Prise de conscience du grand public

Nous ne sommes au courant des scandales alimentaires que lorsqu’ils entraînent de regrettables décès de concitoyens : ainsi en a-t-il été de la vache folle et des hachis à la viande de cheval avariée. Un constat s’impose : nous ignorons les procédés qui président à la production de nos aliments, et nous ne pouvons pas faire confiance aux industriels. Les règles d’hygiène drastiques auxquelles s’astreint l’agro-industrie faillissent à nous protéger, même à court terme. Nous ne pouvons plus que nous défier de l’industrie alimentaire, rire de sa publicité, cesser de recourir à des plats préparés remplis de conservateurs et même arrêter de manger des produits transformés.

C’est là tout ce que le consommateur attend du bio : qu’il réponde à la défiance que provoque l’industrie agroalimentaire, et qu’il donne confiance dans des produits fabriqués avec soin, selon des méthodes qui lui seront les plus naturelles possibles, de façon à protéger le goût et les apports nutritionnels des aliments. Si en plus la production bio peut se prévaloir d’écologie et de solidarité, faire en sorte que moins de carburant soit consommé, que les sols soient mieux respectés et que les producteurs soient mieux rémunérés, c’est encore mieux.

Ce que nous définissons ici comme un engagement bio pour une alimentation dans laquelle le consommateur puisse avoir enfin confiance a non seulement une histoire et une philosophie propre, mais il doit demeurer dans une vigilance constante quant aux pratiques concrètes. Et conserver une viabilité économique. La question demeure moins de savoir si le bio peut changer la société entière – ce que l’on ne peut qu’espérer – que de savoir si nous pouvons, là où nous vivons et à l’époque à laquelle nous vivons, nous nourrir sans nous empoisonner.

Le retour à la terre

L’industrie agroalimentaire a pris son essor au début du XXe siècle. C’est également l’époque où les engrais chimiques ont commencé à faire leur apparition. Ceux-ci ont réussi à renouveler les sols épuisés par une exploitation intensive, mais ils ont aussi ouvert l’agriculture à toutes sortes de nouvelles pratiques, notamment, par la suite, l’usage des pesticides et des dé­sher­bants.

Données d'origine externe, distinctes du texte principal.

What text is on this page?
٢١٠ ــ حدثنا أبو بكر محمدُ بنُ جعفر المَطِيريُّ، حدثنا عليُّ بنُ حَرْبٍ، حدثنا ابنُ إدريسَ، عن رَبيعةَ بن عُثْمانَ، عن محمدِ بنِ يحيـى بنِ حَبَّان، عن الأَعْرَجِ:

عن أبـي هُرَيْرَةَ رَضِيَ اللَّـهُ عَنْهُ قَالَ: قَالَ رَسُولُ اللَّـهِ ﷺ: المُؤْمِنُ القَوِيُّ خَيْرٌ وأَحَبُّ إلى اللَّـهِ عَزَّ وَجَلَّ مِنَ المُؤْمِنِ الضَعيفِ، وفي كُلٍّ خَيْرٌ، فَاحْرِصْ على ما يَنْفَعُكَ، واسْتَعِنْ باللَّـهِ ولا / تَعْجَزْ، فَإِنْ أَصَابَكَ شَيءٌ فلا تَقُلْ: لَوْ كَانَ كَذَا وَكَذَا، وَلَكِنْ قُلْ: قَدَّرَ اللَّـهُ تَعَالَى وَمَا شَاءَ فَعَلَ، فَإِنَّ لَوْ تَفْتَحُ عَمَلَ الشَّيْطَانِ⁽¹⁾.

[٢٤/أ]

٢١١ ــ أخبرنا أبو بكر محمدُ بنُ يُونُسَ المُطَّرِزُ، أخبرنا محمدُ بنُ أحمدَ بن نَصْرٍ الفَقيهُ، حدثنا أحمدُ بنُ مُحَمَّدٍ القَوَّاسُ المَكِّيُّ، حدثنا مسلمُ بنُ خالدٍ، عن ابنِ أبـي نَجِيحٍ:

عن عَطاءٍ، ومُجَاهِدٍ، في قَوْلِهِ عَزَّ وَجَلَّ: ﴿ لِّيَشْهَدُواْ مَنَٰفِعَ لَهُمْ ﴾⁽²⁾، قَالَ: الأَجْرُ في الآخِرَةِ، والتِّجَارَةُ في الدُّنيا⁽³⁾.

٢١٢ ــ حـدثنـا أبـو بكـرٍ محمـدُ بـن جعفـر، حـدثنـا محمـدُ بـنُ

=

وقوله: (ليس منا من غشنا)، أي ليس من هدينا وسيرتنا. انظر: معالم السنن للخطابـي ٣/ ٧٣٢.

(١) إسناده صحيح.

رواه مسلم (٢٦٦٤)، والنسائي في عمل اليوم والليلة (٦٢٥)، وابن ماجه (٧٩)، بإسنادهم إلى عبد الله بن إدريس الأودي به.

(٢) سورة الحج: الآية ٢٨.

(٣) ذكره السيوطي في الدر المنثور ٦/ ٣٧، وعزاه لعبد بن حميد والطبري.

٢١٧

L’industrialisation de l’alimentation est directement corrélée à l’exode rural et à la mécanisation de l’agriculture. Le progrès a consisté, dès avant-guerre, à produire de plus en plus avec de moins en moins de main-d’œuvre. Catherine Chalom, directrice de la coopérative Le retour à la terre, le résume ainsi : « Il s’agissait surtout d’augmenter les rendements par travailleur. » Moins il y avait de personnes à travailler aux champs, moins les produits de l’agriculture coûtaient cher et plus la main-d’œuvre pouvait être employée ailleurs, dans l’industrie notamment. Les tracteurs électriques permirent de tracer les sillons même les jours de pluie, quitte à raviner les sols. Et le soin apporté aux produits ne cessa de diminuer au point qu’aujourd’hui il soit inenvisageable de ne pas utiliser de désherbant, tant l’arrachage des mauvaises herbes est exigeant en main-d’œuvre.

Les auteurs qui ont eu l’intuition des processus en cours ont réagi de façon pour le moins conservatrice. Le principe du retour à la terre, qui passe, dans « Regain » de Jean Giono, par la culture d’un blé spécifiquement français, a été instrumentalisé par Vichy dès son régime établi. Ainsi, la confiance dans les vertus de la terre nourricière est-elle devenue un des thèmes du nationalisme, pour lequel « la terre ne ment pas ».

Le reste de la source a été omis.